El ADN fue utilizado como un Pendrive. Tal cual el exitoso experimento de un grupo de científicos británicos que lograron codificar la obra completa de William Shakespeare en moléculas artificiales con una técnica que permitirá almacenar datos durante miles de años.
Según lo explicó Ewan Birney, miembro del equipo responsable: “una de las propiedades del ADN es que no necesitas electricidad para almacenar la información. Si lo mantienes en un ambiente frío, seco y oscuro, puede durar mucho tiempo”.
Por el momento, la utilidad de esta tecnología está limitada por el largo tiempo que toma secuenciar las cadenas de ADN y por su alto costo, cercano a los 9.760 euros por cada megabyte de información.

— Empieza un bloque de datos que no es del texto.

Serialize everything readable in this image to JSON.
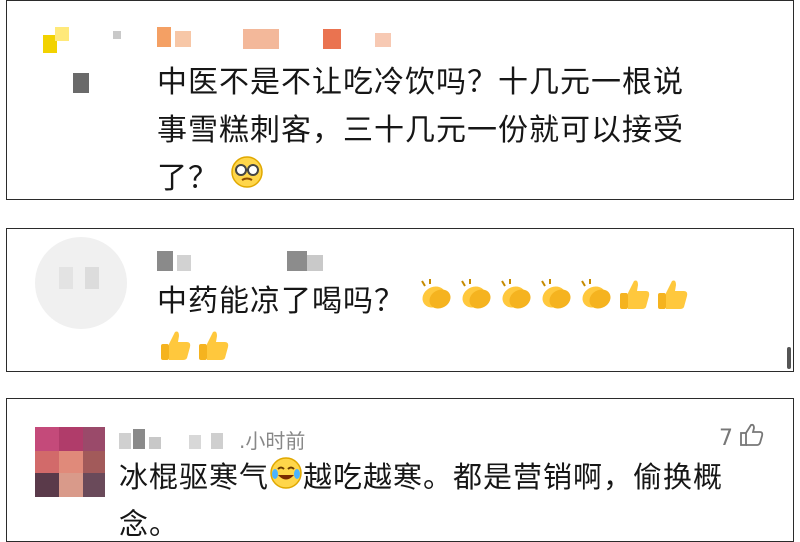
{
  "comments": [
    {
      "text_line1": "中医不是不让吃冷饮吗？十几元一根说",
      "text_line2": "事雪糕刺客，三十几元一份就可以接受",
      "text_line3": "了？",
      "emoji_icon": "speechless-glasses-emoji-icon"
    },
    {
      "text_line1": "中药能凉了喝吗？",
      "emoji_icons": [
        "clapping-hands-icon",
        "clapping-hands-icon",
        "clapping-hands-icon",
        "clapping-hands-icon",
        "clapping-hands-icon",
        "thumbs-up-icon",
        "thumbs-up-icon",
        "thumbs-up-icon",
        "thumbs-up-icon"
      ]
    },
    {
      "time": ".小时前",
      "likes": "7",
      "text_before_emoji": "冰棍驱寒气",
      "text_after_emoji": "越吃越寒。都是营销啊，偷换概",
      "text_line2": "念。",
      "emoji_icon": "laughing-crying-emoji-icon"
    }
  ]
}
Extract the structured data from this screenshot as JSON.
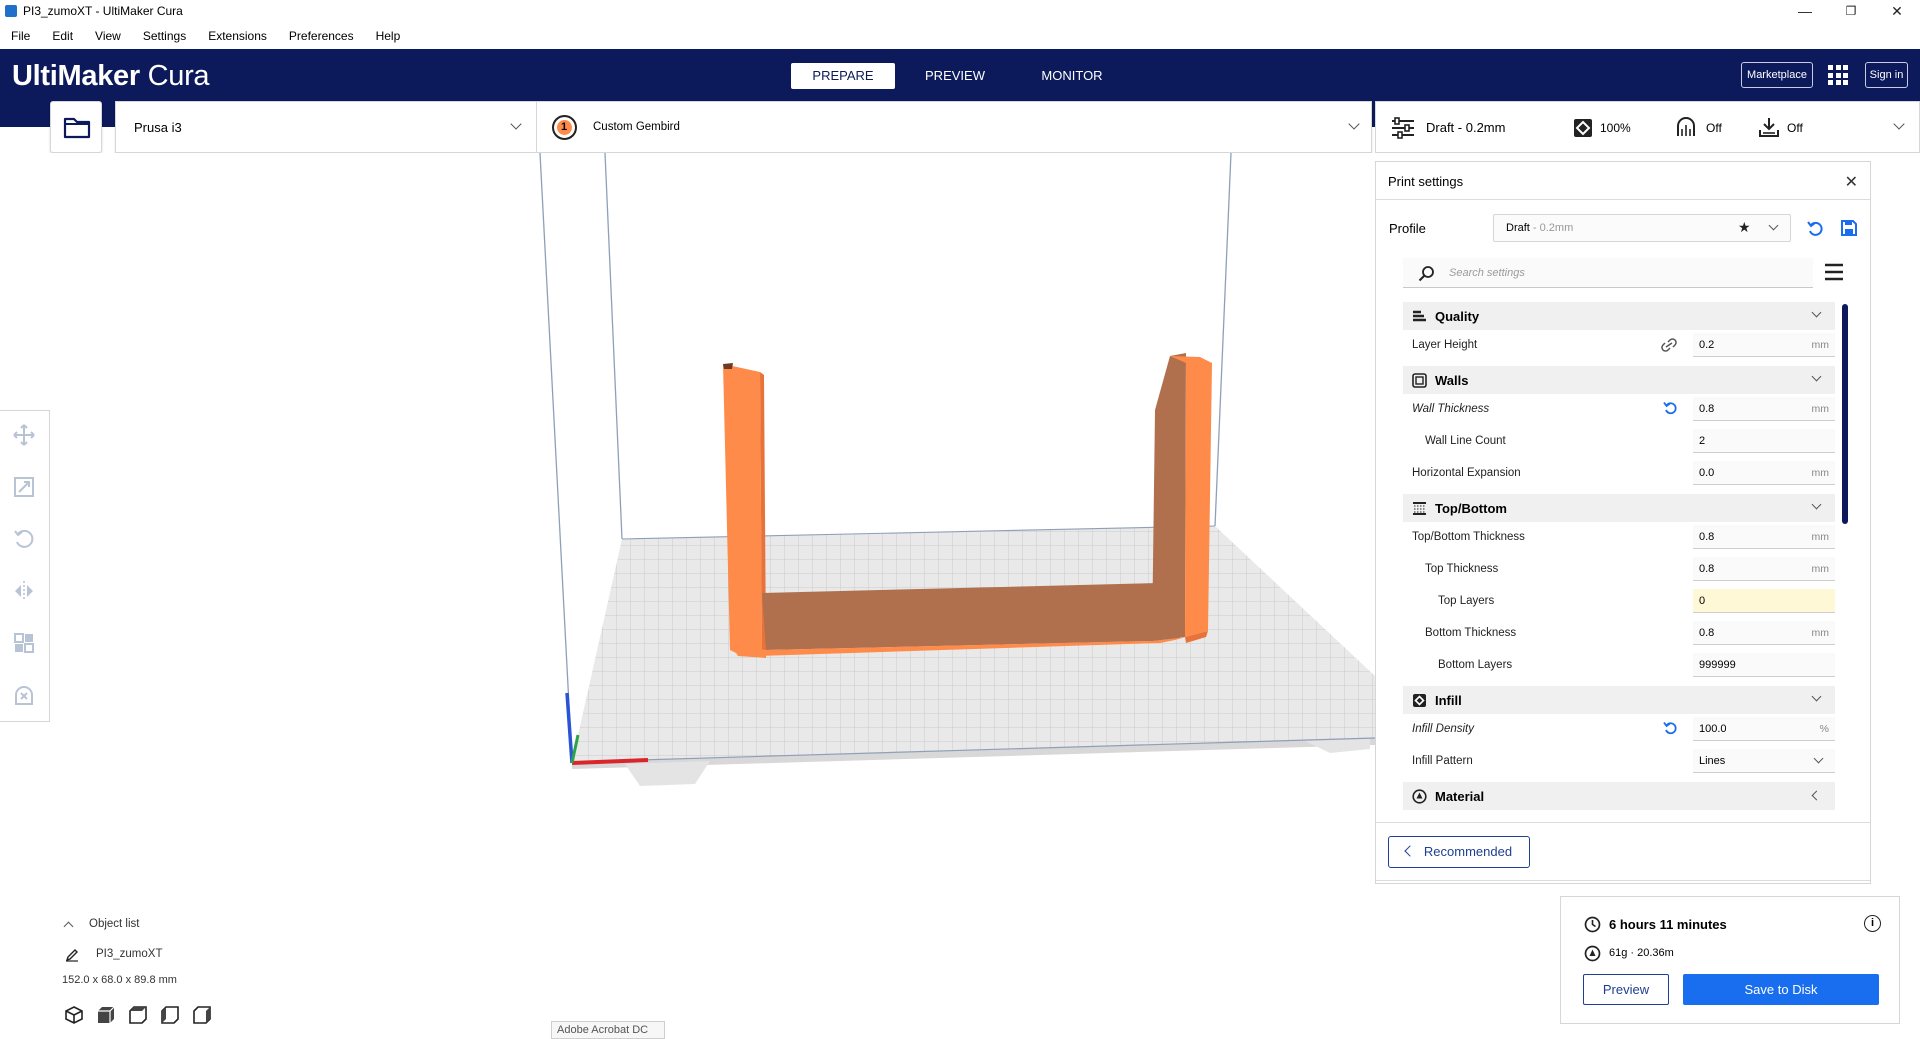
{
  "window": {
    "title": "PI3_zumoXT - UltiMaker Cura",
    "controls": {
      "minimize": "—",
      "restore": "❐",
      "close": "✕"
    }
  },
  "menu": [
    "File",
    "Edit",
    "View",
    "Settings",
    "Extensions",
    "Preferences",
    "Help"
  ],
  "header": {
    "brand_bold": "UltiMaker",
    "brand_light": " Cura",
    "tabs": [
      "PREPARE",
      "PREVIEW",
      "MONITOR"
    ],
    "active_tab": "PREPARE",
    "marketplace_label": "Marketplace",
    "signin_label": "Sign in"
  },
  "machine": {
    "printer": "Prusa i3",
    "extruder_number": "1",
    "material": "Custom Gembird"
  },
  "settings_summary": {
    "profile": "Draft - 0.2mm",
    "infill": "100%",
    "support": "Off",
    "adhesion": "Off"
  },
  "print_settings": {
    "title": "Print settings",
    "profile_label": "Profile",
    "profile_name": "Draft",
    "profile_suffix": " - 0.2mm",
    "search_placeholder": "Search settings",
    "categories": {
      "quality": "Quality",
      "walls": "Walls",
      "topbottom": "Top/Bottom",
      "infill": "Infill",
      "material": "Material"
    },
    "rows": {
      "layer_height": {
        "label": "Layer Height",
        "value": "0.2",
        "unit": "mm"
      },
      "wall_thickness": {
        "label": "Wall Thickness",
        "value": "0.8",
        "unit": "mm"
      },
      "wall_line_count": {
        "label": "Wall Line Count",
        "value": "2"
      },
      "horizontal_expansion": {
        "label": "Horizontal Expansion",
        "value": "0.0",
        "unit": "mm"
      },
      "topbottom_thickness": {
        "label": "Top/Bottom Thickness",
        "value": "0.8",
        "unit": "mm"
      },
      "top_thickness": {
        "label": "Top Thickness",
        "value": "0.8",
        "unit": "mm"
      },
      "top_layers": {
        "label": "Top Layers",
        "value": "0"
      },
      "bottom_thickness": {
        "label": "Bottom Thickness",
        "value": "0.8",
        "unit": "mm"
      },
      "bottom_layers": {
        "label": "Bottom Layers",
        "value": "999999"
      },
      "infill_density": {
        "label": "Infill Density",
        "value": "100.0",
        "unit": "%"
      },
      "infill_pattern": {
        "label": "Infill Pattern",
        "value": "Lines"
      }
    },
    "recommended_label": "Recommended"
  },
  "object_list": {
    "toggle_label": "Object list",
    "object_name": "PI3_zumoXT",
    "dimensions": "152.0 x 68.0 x 89.8 mm"
  },
  "action_panel": {
    "print_time": "6 hours 11 minutes",
    "material_usage": "61g · 20.36m",
    "preview_label": "Preview",
    "save_label": "Save to Disk"
  },
  "taskbar_tip": "Adobe Acrobat DC",
  "colors": {
    "header": "#0c1a5b",
    "model_orange": "#fe8b4a",
    "model_shadow": "#b0704e",
    "primary_blue": "#196ef0",
    "warning_field": "#fff8d6"
  }
}
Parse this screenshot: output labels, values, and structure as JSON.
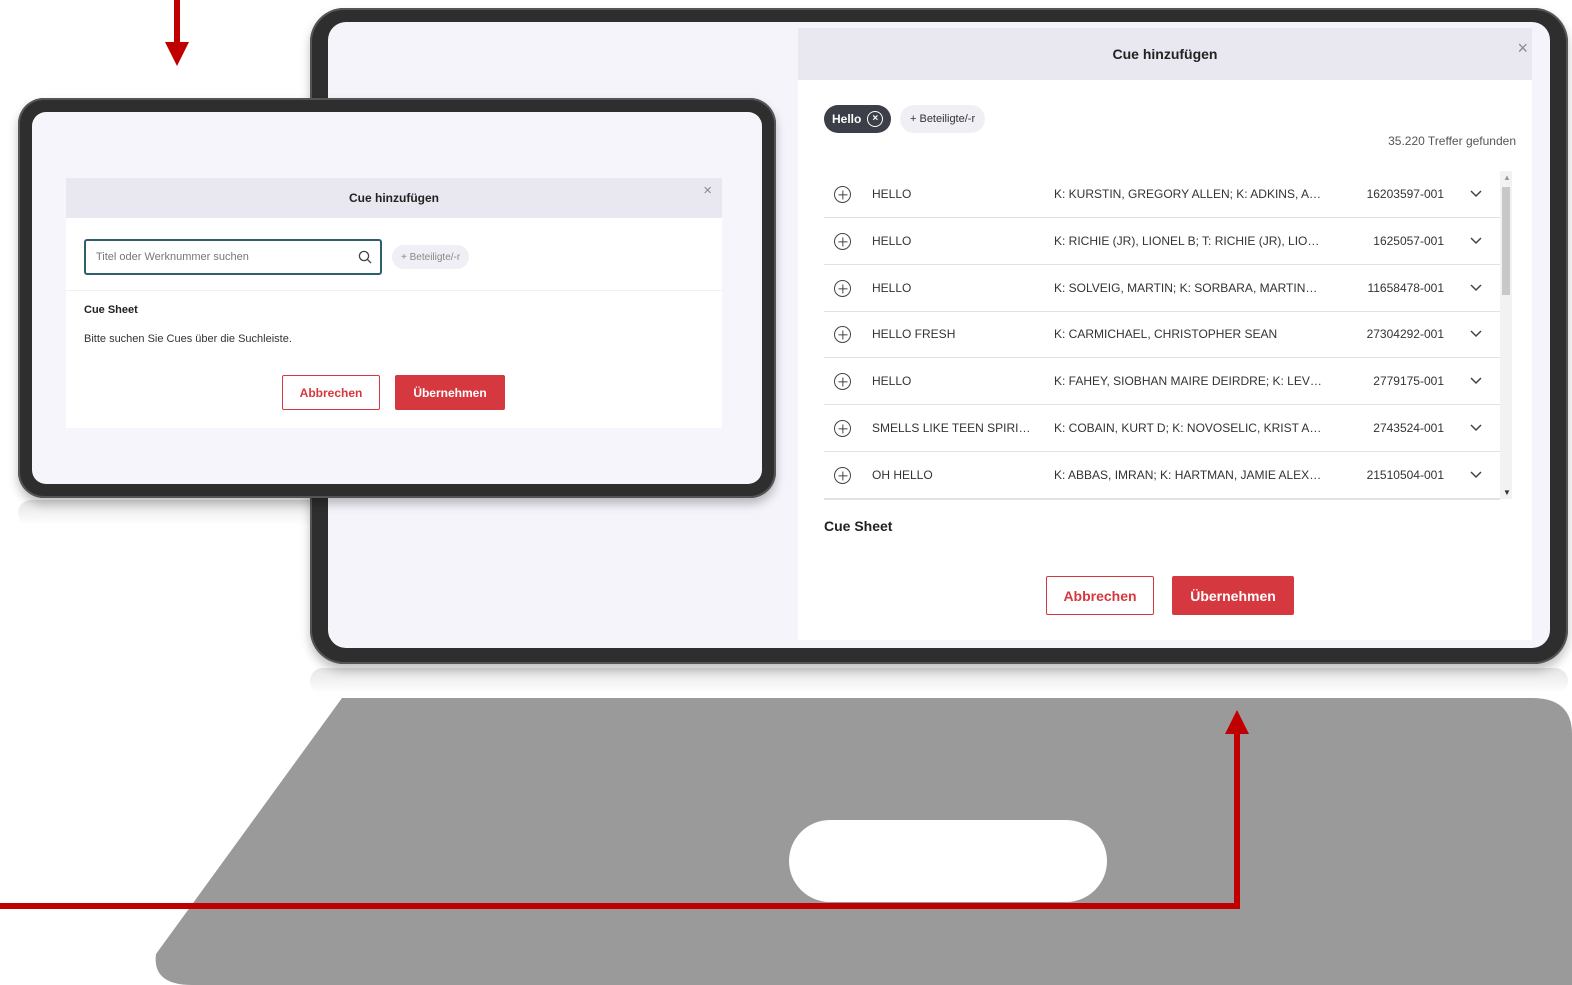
{
  "colors": {
    "accent_red": "#d6383f",
    "arrow_red": "#c00000",
    "dialog_header": "#e9e8f1",
    "device_frame": "#2e2e2e",
    "base_gray": "#9a9a9a",
    "chip_dark": "#3c3f48"
  },
  "small_dialog": {
    "title": "Cue hinzufügen",
    "close_icon": "×",
    "search_placeholder": "Titel oder Werknummer suchen",
    "search_icon": "search-icon",
    "participants_chip": "+ Beteiligte/-r",
    "section_title": "Cue Sheet",
    "empty_hint": "Bitte suchen Sie Cues über die Suchleiste.",
    "cancel_label": "Abbrechen",
    "apply_label": "Übernehmen"
  },
  "large_dialog": {
    "title": "Cue hinzufügen",
    "close_icon": "×",
    "filter_chip_label": "Hello",
    "filter_chip_icon": "close-circle-icon",
    "participants_chip": "+ Beteiligte/-r",
    "result_count": "35.220 Treffer gefunden",
    "results": [
      {
        "title": "HELLO",
        "participants": "K: KURSTIN, GREGORY ALLEN; K: ADKINS, ADEL...",
        "number": "16203597-001"
      },
      {
        "title": "HELLO",
        "participants": "K: RICHIE (JR), LIONEL B; T: RICHIE (JR), LIONEL B...",
        "number": "1625057-001"
      },
      {
        "title": "HELLO",
        "participants": "K: SOLVEIG, MARTIN; K: SORBARA, MARTINA; T: ...",
        "number": "11658478-001"
      },
      {
        "title": "HELLO FRESH",
        "participants": "K: CARMICHAEL, CHRISTOPHER SEAN",
        "number": "27304292-001"
      },
      {
        "title": "HELLO",
        "participants": "K: FAHEY, SIOBHAN MAIRE DEIRDRE; K: LEVY, M...",
        "number": "2779175-001"
      },
      {
        "title": "SMELLS LIKE TEEN SPIRIT (U...",
        "participants": "K: COBAIN, KURT D; K: NOVOSELIC, KRIST ANTH...",
        "number": "2743524-001"
      },
      {
        "title": "OH HELLO",
        "participants": "K: ABBAS, IMRAN; K: HARTMAN, JAMIE ALEXAN...",
        "number": "21510504-001"
      }
    ],
    "row_add_icon": "plus-circle-icon",
    "row_expand_icon": "chevron-down-icon",
    "section_title": "Cue Sheet",
    "cancel_label": "Abbrechen",
    "apply_label": "Übernehmen"
  }
}
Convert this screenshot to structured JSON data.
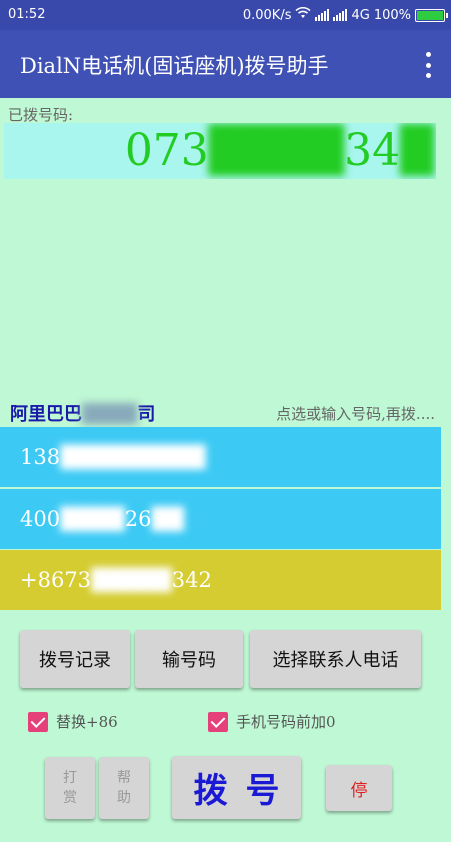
{
  "status_bar": {
    "time": "01:52",
    "network_speed": "0.00K/s",
    "network_type": "4G",
    "battery": "100%",
    "battery_level": 1.0
  },
  "app_bar": {
    "title": "DialN电话机(固话座机)拨号助手"
  },
  "dialed": {
    "label": "已拨号码:",
    "number_visible_start": "073",
    "number_hidden": "████",
    "number_visible_end": "34",
    "number_hidden_tail": "█"
  },
  "contact": {
    "company_visible": "阿里巴巴",
    "company_hidden": "████",
    "company_tail": "司",
    "hint": "点选或输入号码,再拨...."
  },
  "numbers": [
    {
      "visible": "138",
      "hidden": "█████████"
    },
    {
      "visible": "400",
      "hidden": "████",
      "mid": "26",
      "tail": "██"
    },
    {
      "visible": "+8673",
      "hidden": "█████",
      "mid": "342",
      "tail": ""
    }
  ],
  "buttons": {
    "history": "拨号记录",
    "input": "输号码",
    "select_contact": "选择联系人电话",
    "tip_line1": "打",
    "tip_line2": "赏",
    "help_line1": "帮",
    "help_line2": "助",
    "dial": "拨号",
    "stop": "停"
  },
  "options": {
    "replace_86": "替换+86",
    "mobile_prefix_0": "手机号码前加0"
  },
  "colors": {
    "status_bar": "#3949ab",
    "app_bar": "#3f51b5",
    "background": "#bff8d4",
    "number_box": "#a8f6ee",
    "number_text": "#22cc22",
    "row_blue": "#3ccaf5",
    "row_gold": "#d4cc30",
    "checkbox": "#e6407a",
    "dial_text": "#1a1ad4",
    "stop_text": "#e02020"
  }
}
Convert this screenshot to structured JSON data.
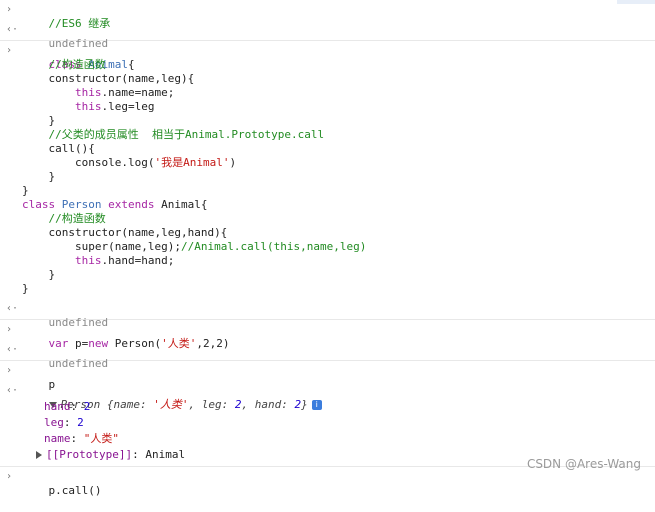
{
  "console": {
    "cmd1": "//ES6 继承",
    "undefined": "undefined",
    "code": {
      "l1_kw": "class",
      "l1_name": "Animal",
      "l1_rest": "{",
      "l2": "//构造函数",
      "l3": "constructor(name,leg){",
      "l4_kw": "this",
      "l4_rest": ".name=name;",
      "l5_kw": "this",
      "l5_rest": ".leg=leg",
      "l6": "}",
      "l7": "//父类的成员属性  相当于Animal.Prototype.call",
      "l8": "call(){",
      "l9_a": "console.log(",
      "l9_str": "'我是Animal'",
      "l9_b": ")",
      "l10": "}",
      "l11": "}",
      "l12_kw": "class",
      "l12_name": "Person",
      "l12_ext": "extends",
      "l12_rest": "Animal{",
      "l13": "//构造函数",
      "l14": "constructor(name,leg,hand){",
      "l15_a": "super(name,leg);",
      "l15_cm": "//Animal.call(this,name,leg)",
      "l16_kw": "this",
      "l16_rest": ".hand=hand;",
      "l17": "}",
      "l18": "}"
    },
    "cmd3": {
      "kw": "var",
      "a": " p=",
      "kw2": "new",
      "b": " Person(",
      "str": "'人类'",
      "c": ",2,2)"
    },
    "cmd4": "p",
    "result": {
      "summary_class": "Person",
      "summary_open": " {name: ",
      "summary_name": "'人类'",
      "summary_mid": ", leg: ",
      "summary_leg": "2",
      "summary_mid2": ", hand: ",
      "summary_hand": "2",
      "summary_close": "}",
      "info": "i",
      "props": [
        {
          "key": "hand",
          "value": "2"
        },
        {
          "key": "leg",
          "value": "2"
        },
        {
          "key": "name",
          "value": "\"人类\""
        }
      ],
      "proto_key": "[[Prototype]]",
      "proto_value": "Animal"
    },
    "cmd5": "p.call()",
    "watermark": "CSDN @Ares-Wang"
  }
}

El proceso consistió en utilizar las letras que conforman el código genético para representar los 0 y 1 de un byte de información, para lo cual se sirvieron de ADN artificial, distinto al que constituye las moléculas de los seres vivos.
“El ADN que hemos creado no se puede incorporar al genoma, utiliza un código completamente distinto”, señaló Nick Goldman, quien también participó en el proyecto y subrayó que “las moléculas utilizadas pueden durar hasta 10.000 años, o quizás más, en las condiciones adecuadas”.
Según los investigadores, en un espacio similar al de una taza de té, se pueden almacenar con este método cien millones de horas de video de alta definición, el equivalente a todas las películas y programas de televisión creados hasta ahora.